Notre Association s’alarme donc non seulement de l’absence de neutralité de la CNIL, mais même au contraire d’un parti pris clairement affiché et assumé, contraire aux missions même de la CNIL de défendre les Personnes Concernées et de garantir un haut niveau de protection de leurs données à caractère personnel et de leur droit à la vie privée.
Ce type de collusion avait déjà été remonté à plusieurs reprises, jusqu’à l’apothéose où la CNIL travaillait directement avec l’un des plus gros trafiquants de données à caractère personnel en France, Valiuz, alors qu’elle était dans le même temps saisie d’un nombre important de signalements concernant les violations mises-en-œuvre à une échelle industrielle par cette société. La CNIL ne changera pas ses pratiques et au contraire trouvera des sénateurs pour faire modifier la loi et ne plus avoir à communiquer sur ces « accompagnements », tout en ne sanctionnant jamais les manquements de Valiuz.

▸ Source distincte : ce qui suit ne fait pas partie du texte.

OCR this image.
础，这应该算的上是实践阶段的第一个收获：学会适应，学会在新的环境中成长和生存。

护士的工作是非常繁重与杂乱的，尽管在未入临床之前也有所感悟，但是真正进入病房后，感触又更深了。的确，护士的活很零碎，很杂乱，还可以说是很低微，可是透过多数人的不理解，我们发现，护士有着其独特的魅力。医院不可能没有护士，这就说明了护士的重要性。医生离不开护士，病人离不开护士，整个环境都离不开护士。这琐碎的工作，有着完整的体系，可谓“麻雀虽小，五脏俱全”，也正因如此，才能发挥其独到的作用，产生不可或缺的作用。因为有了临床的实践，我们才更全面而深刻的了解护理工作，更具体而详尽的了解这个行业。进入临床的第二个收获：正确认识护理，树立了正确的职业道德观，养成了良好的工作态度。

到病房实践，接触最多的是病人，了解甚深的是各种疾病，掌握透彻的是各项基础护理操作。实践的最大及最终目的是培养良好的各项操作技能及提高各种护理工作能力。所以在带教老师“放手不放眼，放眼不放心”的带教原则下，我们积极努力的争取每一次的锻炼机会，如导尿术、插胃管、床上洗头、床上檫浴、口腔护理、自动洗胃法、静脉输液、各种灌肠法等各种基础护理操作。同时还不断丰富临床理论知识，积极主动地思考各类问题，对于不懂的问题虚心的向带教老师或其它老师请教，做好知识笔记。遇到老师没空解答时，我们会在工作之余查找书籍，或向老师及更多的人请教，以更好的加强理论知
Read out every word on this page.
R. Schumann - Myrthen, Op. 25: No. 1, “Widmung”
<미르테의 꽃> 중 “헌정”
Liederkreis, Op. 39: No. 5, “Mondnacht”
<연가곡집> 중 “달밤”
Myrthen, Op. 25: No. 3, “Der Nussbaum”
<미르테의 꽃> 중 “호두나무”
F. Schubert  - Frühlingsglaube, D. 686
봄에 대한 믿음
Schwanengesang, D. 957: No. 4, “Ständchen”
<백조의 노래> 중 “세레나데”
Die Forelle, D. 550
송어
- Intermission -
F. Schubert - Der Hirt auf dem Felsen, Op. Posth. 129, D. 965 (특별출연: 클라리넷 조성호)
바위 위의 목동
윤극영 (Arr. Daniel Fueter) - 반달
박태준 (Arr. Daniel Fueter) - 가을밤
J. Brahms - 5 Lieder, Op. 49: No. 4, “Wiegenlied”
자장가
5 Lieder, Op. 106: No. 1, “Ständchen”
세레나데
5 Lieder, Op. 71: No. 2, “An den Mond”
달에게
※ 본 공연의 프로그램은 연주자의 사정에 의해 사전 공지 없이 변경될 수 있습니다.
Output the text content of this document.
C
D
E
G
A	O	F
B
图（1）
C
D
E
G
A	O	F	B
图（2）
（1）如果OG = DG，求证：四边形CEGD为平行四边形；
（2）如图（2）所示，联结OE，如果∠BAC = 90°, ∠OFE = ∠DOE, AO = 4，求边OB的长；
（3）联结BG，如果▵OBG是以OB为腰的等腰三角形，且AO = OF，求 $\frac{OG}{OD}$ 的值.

La CNIL va jusqu’à mener des « concertations » privées, par exemple avec l’Alliance du Commerce, la Fédération Nationale de la Presse d’information Spécialisée, ou Alliance Digitale. Concertations dont personne ne semble avoir publiquement connaissance sinon des entités hautement en conflit d’intérêt.
L’objectif de ces rencontres a même explicitement et officiellement vocation à contourner des positions claires du CEPD sur l’illicéité des traitements en question, quitte à mentir ensuite aux Personnes Concernées et aux Responsables de Traitement en prétextant des travaux inexistants du CEPD.
Lorsque notre Association a demandé à de nombreuses reprises à pouvoir participer à ces échanges informels et privés de la CNIL, son directeur de l’accompagnement juridique nous a informé que les participants était « invités » par elle « en fonction de l’objet de chaque concertation » et qu’elle « devait limiter le nombre d’acteurs sollicités afin d’assurer la bonne tenue et l’efficacité des débats ». Le fait que seuls des lobbies de la publicité et du marketing semblent avoir été conviés à ce type de concertations en dit long sur les priorités d’invitation par la CNIL. Si vous représentez les Personnes Concernées, vous êtes manifestement dans le bas de la pile.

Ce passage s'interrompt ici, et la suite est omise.